By
Sunil Sharma
Bring back our girls—and a normal country: Two years after
I
April 14, 2016: Waiting
They are still waiting for their girls, now for two years, forgotten by the rest of the news-hungry world—that includes their own country Nigeria.
It can happen anywhere…with other communities.
When hatred is turned into an industry and women, into meat, this is bound to happen.
Every war or battle, women are the first fatalities.
Let us bring back our girls! Chant the aggrieved families.
Where are the others in this fight for dignity?
Here is a bit of history:
II
Rewinding: April 14, 2014: Kidnappings most foul
Out of the depths of darkness came sinister forces
And took away innocence in the budding form
Of young girls from a government-run school
In Chibok, Nigeria, on April 14
The 276 girls brazenly abducted by the Boko Haram gunmen
In retaliation—they do not want them to be educated and independent,
all in the name of their version of Islam and this ambush, a warning for others—
The hapless girls are still missing…like many others in that lawless country,
And most likely to be sold as slaves on the market as per their leader Abubakar;
The world so far has not cared for these children, as strongly as it should have done, simply because they come from an impoverished nation, dark and distant,
In an unstable region known for endemic violence;
Why should the ruling elites care for the Other?

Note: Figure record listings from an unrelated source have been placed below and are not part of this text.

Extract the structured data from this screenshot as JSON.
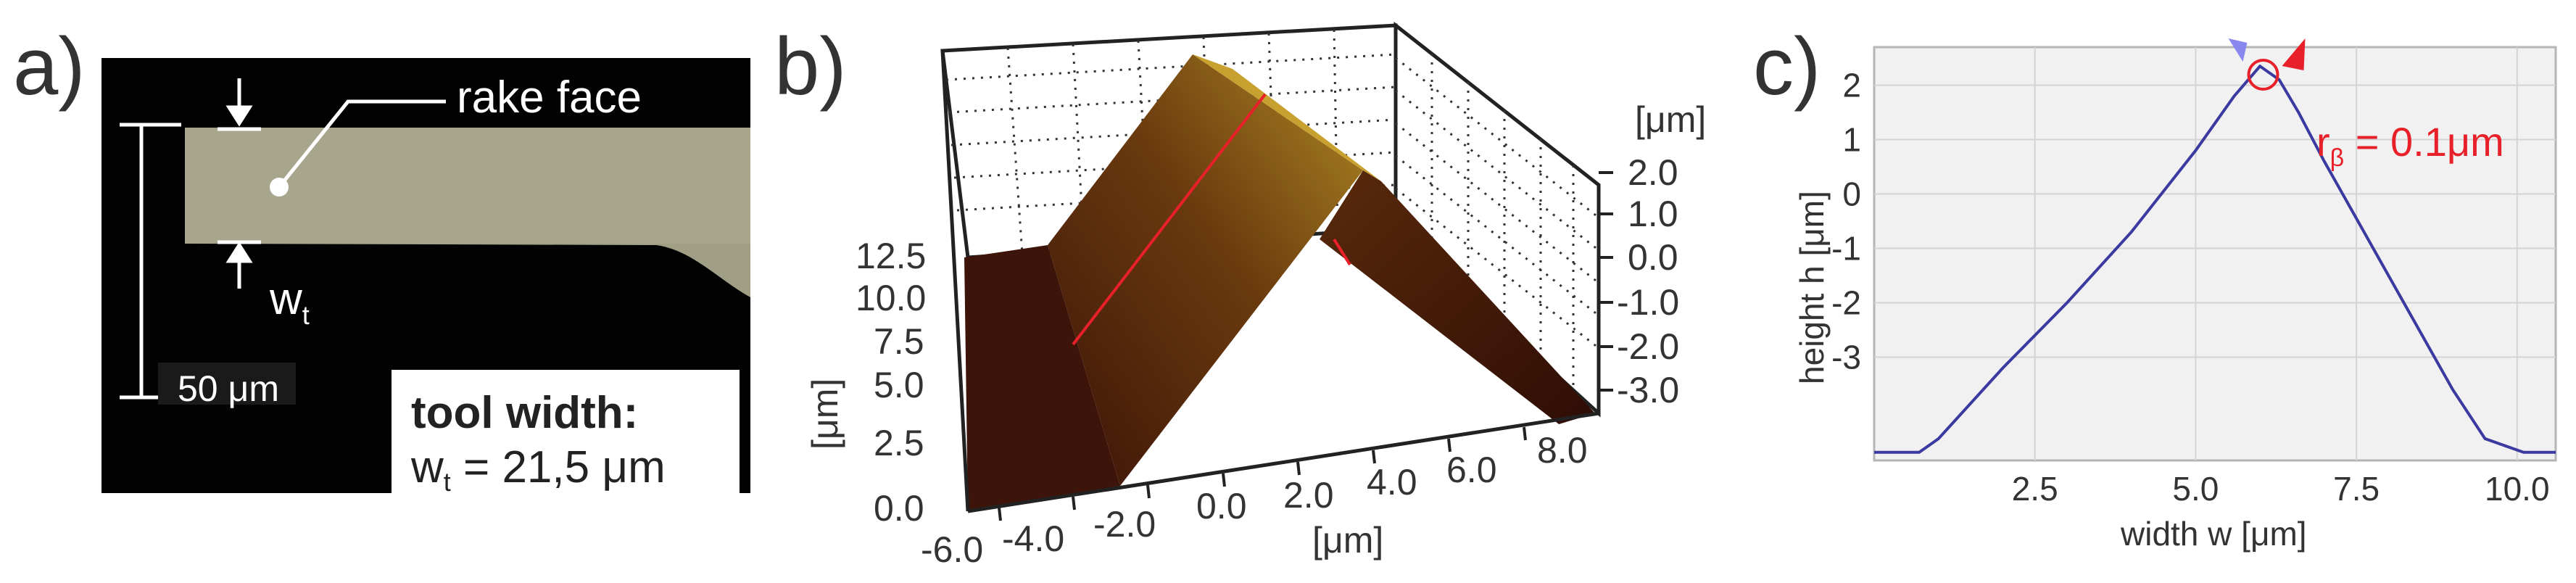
{
  "panel_a": {
    "letter": "a)",
    "annotation": "rake face",
    "wt_label": "w",
    "wt_sub": "t",
    "scale_bar": "50 μm",
    "tool_width_title": "tool width:",
    "tool_width_w": "w",
    "tool_width_sub": "t",
    "tool_width_value": " = 21,5 μm"
  },
  "panel_b": {
    "letter": "b)",
    "unit_label": "[μm]",
    "y_label": "[μm]",
    "x_label": "[μm]",
    "z_ticks": [
      "2.0",
      "1.0",
      "0.0",
      "-1.0",
      "-2.0",
      "-3.0"
    ],
    "y_ticks": [
      "12.5",
      "10.0",
      "7.5",
      "5.0",
      "2.5",
      "0.0"
    ],
    "x_ticks": [
      "-6.0",
      "-4.0",
      "-2.0",
      "0.0",
      "2.0",
      "4.0",
      "6.0",
      "8.0"
    ]
  },
  "panel_c": {
    "letter": "c)",
    "annotation_r": "r",
    "annotation_sub": "β",
    "annotation_value": " = 0.1μm",
    "chart_data": {
      "type": "line",
      "xlabel": "width w [μm]",
      "ylabel": "height h [μm]",
      "xlim": [
        0,
        10.6
      ],
      "ylim": [
        -4.9,
        2.7
      ],
      "x_ticks": [
        "2.5",
        "5.0",
        "7.5",
        "10.0"
      ],
      "y_ticks": [
        "2",
        "1",
        "0",
        "-1",
        "-2",
        "-3"
      ],
      "grid": true,
      "series": [
        {
          "color": "#3a3aa0",
          "x": [
            0,
            0.7,
            1.0,
            2.0,
            3.0,
            4.0,
            5.0,
            5.6,
            6.0,
            6.3,
            6.6,
            7.0,
            8.0,
            9.0,
            9.5,
            10.1,
            10.6
          ],
          "y": [
            -4.75,
            -4.75,
            -4.5,
            -3.2,
            -2.0,
            -0.7,
            0.8,
            1.8,
            2.35,
            2.1,
            1.5,
            0.6,
            -1.5,
            -3.6,
            -4.5,
            -4.75,
            -4.75
          ]
        }
      ]
    },
    "colors": {
      "curve": "#3a3aa0",
      "marker": "#e8202a",
      "arrow_left": "#8888ee",
      "arrow_right": "#e8202a"
    }
  }
}
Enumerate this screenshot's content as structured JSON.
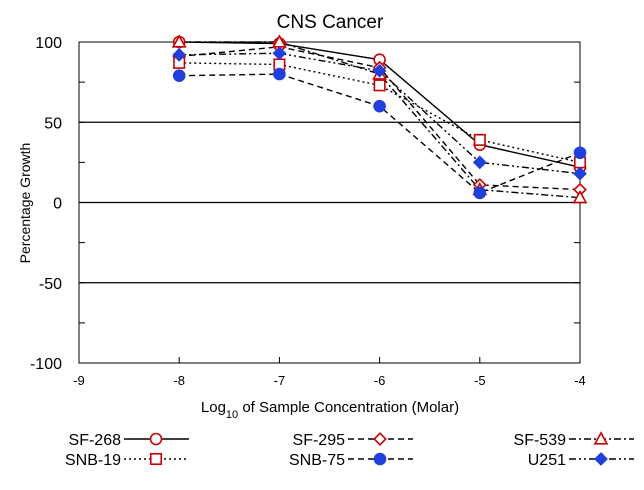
{
  "chart_data": {
    "type": "line",
    "title": "CNS Cancer",
    "ylabel": "Percentage Growth",
    "xlabel_prefix": "Log",
    "xlabel_sub": "10",
    "xlabel_suffix": " of Sample Concentration (Molar)",
    "xlim": [
      -9,
      -4
    ],
    "ylim": [
      -100,
      100
    ],
    "x_ticks": [
      "-9",
      "-8",
      "-7",
      "-6",
      "-5",
      "-4"
    ],
    "y_ticks": [
      "-100",
      "-50",
      "0",
      "50",
      "100"
    ],
    "reference_lines": [
      50,
      0,
      -50
    ],
    "grid": false,
    "legend_position": "bottom",
    "x": [
      -8,
      -7,
      -6,
      -5,
      -4
    ],
    "series": [
      {
        "name": "SF-268",
        "values": [
          100,
          99,
          89,
          36,
          22
        ],
        "color": "#cc0000",
        "marker": "circle-open",
        "dash": "solid",
        "line_color": "#000000"
      },
      {
        "name": "SF-295",
        "values": [
          91,
          97,
          84,
          11,
          8
        ],
        "color": "#cc0000",
        "marker": "diamond-open",
        "dash": "dashed",
        "line_color": "#000000"
      },
      {
        "name": "SF-539",
        "values": [
          100,
          100,
          80,
          8,
          3
        ],
        "color": "#cc0000",
        "marker": "triangle-open",
        "dash": "dash-dot",
        "line_color": "#000000"
      },
      {
        "name": "SNB-19",
        "values": [
          87,
          86,
          73,
          39,
          25
        ],
        "color": "#cc0000",
        "marker": "square-open",
        "dash": "dotted",
        "line_color": "#000000"
      },
      {
        "name": "SNB-75",
        "values": [
          79,
          80,
          60,
          6,
          31
        ],
        "color": "#1f3fdf",
        "marker": "circle-filled",
        "dash": "dashed",
        "line_color": "#000000"
      },
      {
        "name": "U251",
        "values": [
          92,
          93,
          82,
          25,
          18
        ],
        "color": "#1f3fdf",
        "marker": "diamond-filled",
        "dash": "dash-dot-dot",
        "line_color": "#000000"
      }
    ]
  }
}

The disappeared ones, after all, are black, poor and girls, and not from a rich and mighty Western nation;
The outcry on social media forcing now a slow re-think among the international governments that regularly talk of human rights and their violations in various hot spots in despotic parts other than their own courtyards, the great democratic leaders that can make a difference have not yet talked in a single voice of anger and moral outrage; then, in such a bleak scenario of grim helplessness:
Let us rise, you and I, as We, the disenfranchised netizens,
The remaining 99 percent of the world against any kind of oppression and exploitation, we are the new army of the literate and hard-working professionals,
Let us raise our voice in anger, for our trapped young sisters and daughters, now in another jungle, the emerging solidarity should now grow into a global protest/chorus persistent, against this ruthless kidnapping and global human trafficking of girls and children.